Fernando Meirelles queria ter estreado como diretor de cinema com esse filme.

Exatamente. Ele nos perguntou naquela época sobre a aquisição dos direitos para filmar o livro, mas ou Saramago não queria, ou a gente já estava negociando com os canadenses. Foi preciso Fernando Meirelles passar pela experiência dos outros filmes que ele fez para chegar ao Ensaio Sobre a Cegueira. Fernando vai antecipar o início das filmagens, que começarão em meados de 2007, e todos temos esperança de ver o filme pronto em 2008. O único livro de Saramago que já tinha sido filmado foi A Jangada de Pedra. Recusamos todos os outros pedidos, que continuam chegando, porque Saramago quer ver primeiro como vai ficar o filme de Fernando. Estamos planejando um encontro entre as três partes, Fernando Meirelles, Saramago e os canadenses, em Lisboa no final de outubro e vamos ver como tudo fica.
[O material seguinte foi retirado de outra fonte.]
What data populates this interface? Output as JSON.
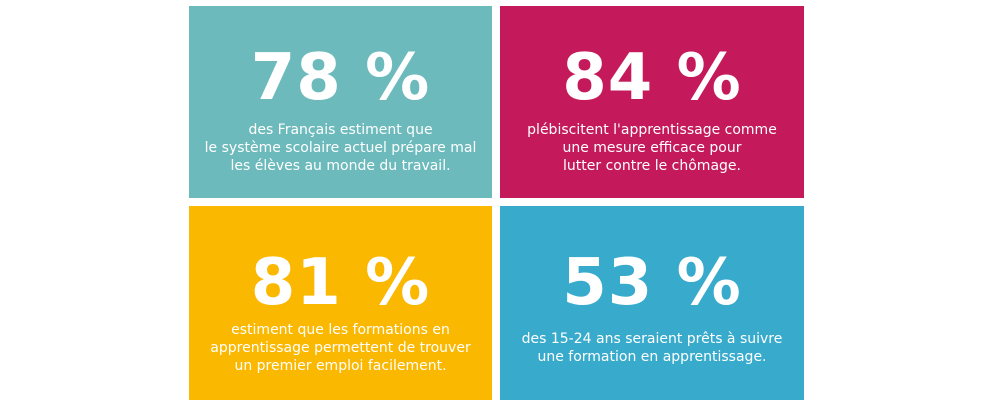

O cinema brasileiro consegue penetrar com mais facilidade que a literatura na Alemanha e em toda a Europa. Até que ponto isso realmente impulsiona o interesse do público por um determinado autor que tenha um livro levado às telas?

Mesmo com os bons filmes brasileiros que têm saído nos últimos anos, como O Invasor, Central do Brasil e Cidade de Deus, infelizmente a maioria das pessoas que assiste a esses filmes não pensa no livro.

Você já traduziu grandes escritores da literatura brasileira. Que autor você ainda gostaria de verter para o alemão?

Boa pergunta! Pensando agora, de imediato, eu gostaria de traduzir Amar, Verbo Intransitivo, de Mário de Andrade. É uma beleza de livro, que eu traduziria com grande prazer.